Um ponto ressaltado é que os “bandidos” respeitam morador. Já o policial “não tem aquele tratamento educativo, você pode ver, tem vários “podrão’”. “Podrão” aqui está no sentido de não respeitar, abusar. Ao necessitar de alguma ajuda, é muito mais fácil recorrer a algum traficante, com o qual há uma convivência, do que ao policial, o qual historicamente lida com esta população de forma truculenta (ressaltando mais uma vez que isso não significa ser conivente).

Se a favela foi sendo constituída ao longo do tempo como o “outro” da cidade, para os que ali vivem, a polícia é radicalmente esse “outro”. Apesar de sabermos que sempre houve negociação entre o crime e a polícia e que isto mantinha a situação estável, manter relações pessoais com policiais é um nível diferente. Não há uma proibição quanto a isso, mas sabe-se que não é algo bem visto.
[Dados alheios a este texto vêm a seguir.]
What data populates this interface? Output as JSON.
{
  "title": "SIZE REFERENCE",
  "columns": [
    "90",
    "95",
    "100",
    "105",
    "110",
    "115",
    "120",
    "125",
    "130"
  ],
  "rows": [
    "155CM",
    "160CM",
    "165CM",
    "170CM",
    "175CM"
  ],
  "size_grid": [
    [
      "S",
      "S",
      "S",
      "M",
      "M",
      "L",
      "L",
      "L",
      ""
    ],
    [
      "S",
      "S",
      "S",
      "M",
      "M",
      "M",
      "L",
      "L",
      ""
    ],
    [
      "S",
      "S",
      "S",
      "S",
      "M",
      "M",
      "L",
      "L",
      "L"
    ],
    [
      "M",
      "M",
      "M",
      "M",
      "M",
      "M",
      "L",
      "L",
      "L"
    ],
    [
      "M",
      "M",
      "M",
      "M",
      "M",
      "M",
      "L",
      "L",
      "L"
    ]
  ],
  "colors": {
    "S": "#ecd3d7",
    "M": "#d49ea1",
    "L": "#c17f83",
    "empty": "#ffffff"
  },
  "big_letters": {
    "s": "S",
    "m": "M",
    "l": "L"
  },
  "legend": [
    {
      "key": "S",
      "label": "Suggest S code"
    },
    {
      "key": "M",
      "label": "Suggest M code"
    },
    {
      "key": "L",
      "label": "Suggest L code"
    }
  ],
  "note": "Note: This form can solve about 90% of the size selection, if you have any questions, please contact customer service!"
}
Neste sentido, a pixação da imagem apresentada acima que diz “se tem uma coisa que me deixa bolado, é ver morador fechando com errado” assinada com a sigla do Comando Vermelho Rogério Lemgruber, expressa uma indignação que extrapola alguma possível lei do tráfico. Tal indignação está muito mais voltada para o “somos crias do mesmo lugar, sofremos igual” e para a decepção de ver aquela “cria” “fechando” com o opressor. Nesse sentido, relembro a música de Chico Science “e você samba de que lado, de que lado você samba”.